I am 54 years old today.
I spent the weekend celebrating this minor milestone. The celebration had it’s highs and lows as I reflected on the good times and spectacular meltdowns that have marked the trail I see when I look over my shoulder. I guess I should be thankful for everything, including all that self-inflicted pain, because all those things have conspired to make me what I am today.
One of the many activities on my busy social schedule was a trip to the Detroit Institute of Art. It may surprise a lot of people to learn that Detroit, that monument to the decline of the American Empire, is also the home of an absolutely world-class art museum. The irony of that cultural jewel in the middle of an economic war zone wasn’t lost on me, particularly as I watched a homeless man searching through a trash can beneath a sign advertising the Rembrandt Exhibition (admission fee: $16), but that’s a subject for another day.
I had a mission in mind. In addition to viewing the exhibition of photographs of a dying Detroit that is on view until April, there was a particular painting that I wanted to see, that being John Sloan’s McSorley’s Bar.

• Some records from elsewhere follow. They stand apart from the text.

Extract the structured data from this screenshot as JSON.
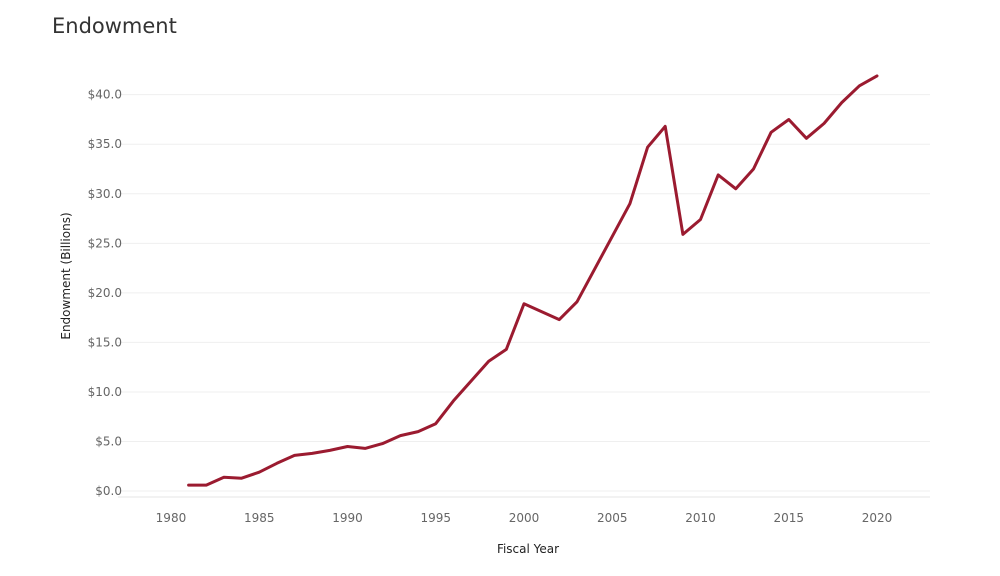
{
  "chart_data": {
    "type": "line",
    "title": "Endowment",
    "xlabel": "Fiscal Year",
    "ylabel": "Endowment (Billions)",
    "xlim": [
      1977,
      2023
    ],
    "ylim": [
      -0.6,
      43.5
    ],
    "x_ticks": [
      1980,
      1985,
      1990,
      1995,
      2000,
      2005,
      2010,
      2015,
      2020
    ],
    "y_ticks": [
      0,
      5,
      10,
      15,
      20,
      25,
      30,
      35,
      40
    ],
    "y_tick_labels": [
      "$0.0",
      "$5.0",
      "$10.0",
      "$15.0",
      "$20.0",
      "$25.0",
      "$30.0",
      "$35.0",
      "$40.0"
    ],
    "grid": true,
    "series": [
      {
        "color": "#9b1b30",
        "points": [
          [
            1981,
            0.6
          ],
          [
            1982,
            0.6
          ],
          [
            1983,
            1.4
          ],
          [
            1984,
            1.3
          ],
          [
            1985,
            1.9
          ],
          [
            1986,
            2.8
          ],
          [
            1987,
            3.6
          ],
          [
            1988,
            3.8
          ],
          [
            1989,
            4.1
          ],
          [
            1990,
            4.5
          ],
          [
            1991,
            4.3
          ],
          [
            1992,
            4.8
          ],
          [
            1993,
            5.6
          ],
          [
            1994,
            6.0
          ],
          [
            1995,
            6.8
          ],
          [
            1996,
            9.1
          ],
          [
            1997,
            11.1
          ],
          [
            1998,
            13.1
          ],
          [
            1999,
            14.3
          ],
          [
            2000,
            18.9
          ],
          [
            2002,
            17.3
          ],
          [
            2003,
            19.1
          ],
          [
            2006,
            29.0
          ],
          [
            2007,
            34.7
          ],
          [
            2008,
            36.8
          ],
          [
            2009,
            25.9
          ],
          [
            2010,
            27.4
          ],
          [
            2011,
            31.9
          ],
          [
            2012,
            30.5
          ],
          [
            2013,
            32.5
          ],
          [
            2014,
            36.2
          ],
          [
            2015,
            37.5
          ],
          [
            2016,
            35.6
          ],
          [
            2017,
            37.1
          ],
          [
            2018,
            39.2
          ],
          [
            2019,
            40.9
          ],
          [
            2020,
            41.9
          ]
        ]
      }
    ]
  }
}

Sloan is a bit of a hero to me, a member of a group of American painters known as the Ashcan School who, at the beginning of the Great American Century, decided to paint the real lives of real people in the bustling streets of New York. They were, I’m given to understand, rebelling against the academy, as many good artists are prone to do from time to time. This particular group of rebels gave voice and dignity to people who were previously of no real interest to American art; immigrants, laborers, bums, drunks, the vast ocean of urban inhabitants who fueled our ascendency to global greatness yet did not benefit much from it. In short, they painted my people. Had they worked in Detroit or Pittsburgh, they may have encountered my grandfather in one of those dingy bars and immortalized him on canvas.
I found this painting after spending some considerable time with 18th century French aristocrats, Dutch peasants, the English Gentry, several hundred years of gruesome Catholic religious iconography (including the particularly bloody style of crucifix that I grew up fearing at St. Thomas Aquinas Church in Saginaw), some really bad portraiture from post-Revolution America, a huge room full of absolutely stunning American landscapes from Thomas Cole and others, and then, finally, two rooms full of offerings from the likes of Picasso, Matisse, Degas, and even a Monet thrown in for good measure. DIA has a wonderfully rich collection that I only sampled in the three hours I spent there.
McSorley’s Bar was the grail I sought, although I still don’t know why I so needed to see it and understand even less why it had such a powerful emotional effect on me when I found it. I guess it represents the very best of what I know of American art, the pride we have as Americans tempered with the responsibility we feel for our brothers and sisters. I wish we felt that kind of responsibility these days instead of the fear and contempt that I see.
I felt so good after visiting McSorley’s Bar that I was able to look at a couple of Warhols without openly mocking them. Well, without mocking them very much anyway.
Though I am a photographer rather than a painter, I can trace some of my own artistic heritage back to Sloan and his friends, through Edward Hopper, the very best of the American Realist painters. On this day, on top of all else, I will be thankful for those footsteps to walk in.
3 Comments
You still make me think way too much…and I agree about Warhol…..just gotta laugh at most of his stuff…I like how you went on the trek to see McSorleys, though I have never gone looking for art. If I see something, I like it or not, but I dont look further. Hope you had a great birthday and trek to Detroit…and you didn’t even see a sporting event???
Happy Birthday!
Saginaw has a rather large post Irish population. I am sure that the ancestors of the infamous Pub keepers of the Old Word have conspired to recreate the best of what Pubs have to offer.
Hope you enjoyed the intimate company of those important to you.